Na segunda-feira, o presidente do Parlamento iraniano, Mohammad Baqer Qalibaf, em conversa telefônica com seu homólogo libanês, Nabih Berri, descreveu o vínculo entre Teerã e Beirute como “inquebrável”, destacando a exigência de implementação do cessar-fogo.
Depois do ultimato de Teerã e de um telefonema desde a Casa Branca ao primeiro-genocida israelense, o presidente Trump se apressou a asseverar que Israel estaria cancelando o ataque a Beirute. “Não haverá tropas indo para Beirute”, ele postou em sua rede Truth Social. Ele disse ainda ter se “comunicado com o Hezbollah por intermediários”.

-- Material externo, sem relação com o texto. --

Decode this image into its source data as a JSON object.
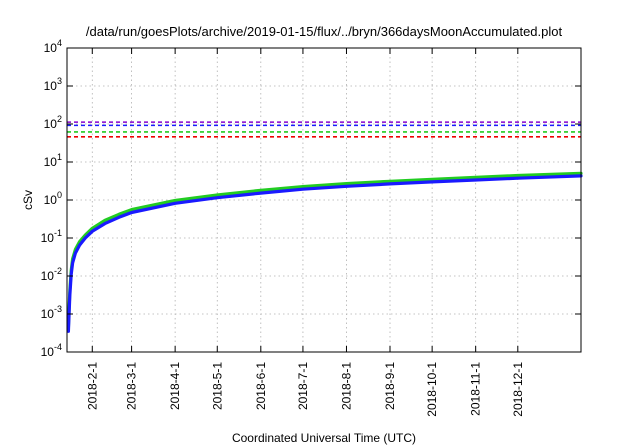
{
  "chart_data": {
    "type": "line",
    "title": "/data/run/goesPlots/archive/2019-01-15/flux/../bryn/366daysMoonAccumulated.plot",
    "xlabel": "Coordinated Universal Time (UTC)",
    "ylabel": "cSv",
    "yscale": "log",
    "ylim": [
      0.0001,
      10000
    ],
    "xlim": [
      "2018-01-14",
      "2019-01-15"
    ],
    "grid": true,
    "y_ticks": [
      {
        "value": 0.0001,
        "base": "10",
        "exp": "-4"
      },
      {
        "value": 0.001,
        "base": "10",
        "exp": "-3"
      },
      {
        "value": 0.01,
        "base": "10",
        "exp": "-2"
      },
      {
        "value": 0.1,
        "base": "10",
        "exp": "-1"
      },
      {
        "value": 1,
        "base": "10",
        "exp": "0"
      },
      {
        "value": 10,
        "base": "10",
        "exp": "1"
      },
      {
        "value": 100,
        "base": "10",
        "exp": "2"
      },
      {
        "value": 1000,
        "base": "10",
        "exp": "3"
      },
      {
        "value": 10000,
        "base": "10",
        "exp": "4"
      }
    ],
    "x_ticks": [
      {
        "date": "2018-02-01",
        "label": "2018-2-1"
      },
      {
        "date": "2018-03-01",
        "label": "2018-3-1"
      },
      {
        "date": "2018-04-01",
        "label": "2018-4-1"
      },
      {
        "date": "2018-05-01",
        "label": "2018-5-1"
      },
      {
        "date": "2018-06-01",
        "label": "2018-6-1"
      },
      {
        "date": "2018-07-01",
        "label": "2018-7-1"
      },
      {
        "date": "2018-08-01",
        "label": "2018-8-1"
      },
      {
        "date": "2018-09-01",
        "label": "2018-9-1"
      },
      {
        "date": "2018-10-01",
        "label": "2018-10-1"
      },
      {
        "date": "2018-11-01",
        "label": "2018-11-1"
      },
      {
        "date": "2018-12-01",
        "label": "2018-12-1"
      }
    ],
    "reference_lines": [
      {
        "value": 112,
        "color": "#8800cc",
        "style": "dashed"
      },
      {
        "value": 92,
        "color": "#1a1aff",
        "style": "dashed"
      },
      {
        "value": 62,
        "color": "#22cc22",
        "style": "dashed"
      },
      {
        "value": 46,
        "color": "#ee0000",
        "style": "dashed"
      }
    ],
    "series": [
      {
        "color": "#22cc22",
        "x": [
          "2018-01-15",
          "2018-01-16",
          "2018-01-17",
          "2018-01-18",
          "2018-01-20",
          "2018-01-23",
          "2018-01-27",
          "2018-02-01",
          "2018-02-10",
          "2018-02-20",
          "2018-03-01",
          "2018-04-01",
          "2018-05-01",
          "2018-06-01",
          "2018-07-01",
          "2018-08-01",
          "2018-09-01",
          "2018-10-01",
          "2018-11-01",
          "2018-12-01",
          "2019-01-15"
        ],
        "values": [
          0.00045,
          0.004,
          0.014,
          0.028,
          0.05,
          0.08,
          0.12,
          0.18,
          0.29,
          0.42,
          0.56,
          0.97,
          1.35,
          1.8,
          2.25,
          2.7,
          3.1,
          3.5,
          3.95,
          4.4,
          5.0
        ]
      },
      {
        "color": "#1a1aff",
        "x": [
          "2018-01-15",
          "2018-01-16",
          "2018-01-17",
          "2018-01-18",
          "2018-01-20",
          "2018-01-23",
          "2018-01-27",
          "2018-02-01",
          "2018-02-10",
          "2018-02-20",
          "2018-03-01",
          "2018-04-01",
          "2018-05-01",
          "2018-06-01",
          "2018-07-01",
          "2018-08-01",
          "2018-09-01",
          "2018-10-01",
          "2018-11-01",
          "2018-12-01",
          "2019-01-15"
        ],
        "values": [
          0.00035,
          0.003,
          0.011,
          0.022,
          0.04,
          0.065,
          0.1,
          0.15,
          0.24,
          0.35,
          0.47,
          0.82,
          1.15,
          1.52,
          1.92,
          2.3,
          2.65,
          3.0,
          3.35,
          3.75,
          4.3
        ]
      }
    ]
  }
}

“VOCÊ ESTÁ LOUCO”, DIZ TRUMP A NETANYAHU
Vazamento do teor do entrevero entre Trump e Netanyahu, publicada pelo Axios, explicita o desastre, para Washington, que vem sendo a guerra de escolha contra o Irã. “Você está completamente louco. Estaria na prisão se não fosse por mim. Estou salvando sua pele. Agora todo mundo odeia você. Todo mundo odeia Israel por causa disso”, teria dito Trump a Netanyahu, segundo as fontes citadas.
No Conselho de Segurança da ONU, convocado a pedido da França para discutir a escalada israelense no Líbano, seguiu se agravando o isolamento regime de genocídio e apartheid. Quatro dos cinco membros permanentes, Rússia, China, França e Reino Unido condenaram a invasão israelense como uma violação da soberania libanesa e da resolução 1701 e exigiram a retirada.

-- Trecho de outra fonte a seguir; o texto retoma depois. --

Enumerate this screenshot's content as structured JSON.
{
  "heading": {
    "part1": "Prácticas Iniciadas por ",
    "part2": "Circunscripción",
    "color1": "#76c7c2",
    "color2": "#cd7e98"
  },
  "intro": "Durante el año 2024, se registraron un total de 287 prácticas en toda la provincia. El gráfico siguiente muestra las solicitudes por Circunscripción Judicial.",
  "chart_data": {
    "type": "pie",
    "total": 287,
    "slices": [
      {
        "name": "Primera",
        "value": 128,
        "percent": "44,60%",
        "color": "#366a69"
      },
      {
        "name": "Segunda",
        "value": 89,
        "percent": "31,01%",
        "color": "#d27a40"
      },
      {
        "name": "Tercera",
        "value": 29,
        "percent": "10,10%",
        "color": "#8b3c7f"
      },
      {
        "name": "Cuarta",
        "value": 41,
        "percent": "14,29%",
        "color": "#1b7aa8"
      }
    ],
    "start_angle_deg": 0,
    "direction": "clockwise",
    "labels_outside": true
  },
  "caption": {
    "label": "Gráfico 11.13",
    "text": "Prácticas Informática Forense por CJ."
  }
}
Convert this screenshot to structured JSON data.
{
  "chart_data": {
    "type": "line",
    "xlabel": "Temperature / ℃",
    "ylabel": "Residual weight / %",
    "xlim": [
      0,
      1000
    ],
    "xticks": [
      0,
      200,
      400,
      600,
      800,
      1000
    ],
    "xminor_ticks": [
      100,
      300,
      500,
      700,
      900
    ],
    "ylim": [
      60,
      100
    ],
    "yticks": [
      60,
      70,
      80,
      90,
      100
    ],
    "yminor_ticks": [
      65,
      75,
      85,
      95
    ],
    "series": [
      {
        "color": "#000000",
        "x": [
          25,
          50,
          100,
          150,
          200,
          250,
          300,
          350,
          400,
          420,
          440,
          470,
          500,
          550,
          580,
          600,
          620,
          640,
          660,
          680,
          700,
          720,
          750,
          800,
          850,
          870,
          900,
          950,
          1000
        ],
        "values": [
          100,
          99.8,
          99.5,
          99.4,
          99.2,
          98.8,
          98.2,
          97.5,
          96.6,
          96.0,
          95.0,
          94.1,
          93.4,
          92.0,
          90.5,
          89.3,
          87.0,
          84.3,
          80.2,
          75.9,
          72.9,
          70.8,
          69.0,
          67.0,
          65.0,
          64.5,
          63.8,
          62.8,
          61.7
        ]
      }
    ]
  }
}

O representante do Líbano no Conselho de Segurança, Ahmad Arafa, denunciou uma “campanha sistemática de destruição” levada a cabo por Israel no seu país, com ataques “deliberados” contra pessoal médico, hospitais, jornalistas, escolas, agências de segurança, forças da Força Interina das Nações Unidas no Líbano (UNIFIL), locais de culto, sítios arqueológicos e “inúmeros alvos que representam a memória coletiva e a identidade civilizacional do Líbano”.
Ele descreveu as ações do regime sionista como “crimes de guerra”, enfatizando que essas agressões são resultado de uma incapacidade coletiva de encontrar soluções e da falta de responsabilização. “Isso, por sua vez, encoraja o perpetrador a cometer os mesmos crimes repetidamente”, completou.
CRIMES SIONISTAS
“As mudanças atuais no Líbano, na Síria e em Jerusalém ocupada tornaram uma realidade ainda mais clara: a crise regional não é resultado de tensões isoladas, mas dos crimes e da impunidade do regime sionista, que viola a soberania dos Estados, torna os acordos de cessar-fogo sem sentido e profana os locais sagrados palestinos”, enfatizou o vice-ministro das Relações Exteriores do Irã, Kazem Qaribabadi.
Em relação às alegações de Trump de que dissuadiu Netanyahu de lançar um ataque em grande escala contra Beirute, a capital libanesa, ele afirmou que tais posições não são um “sinal da busca de paz por Washington”, mas sim confirmam o papel direto dos EUA “na gestão das agressões do regime sionista”.
“Se a decisão de atacar a capital de um Estado independente pode ser alterada com um simples telefonema, a principal questão é: por que meses de violações do cessar-fogo, agressões contra o Líbano, deslocamento de sua população e ameaças à soberania deste país — apoiadas pelo suporte político e militar ocidental — continuaram sem cessar?”, questionou.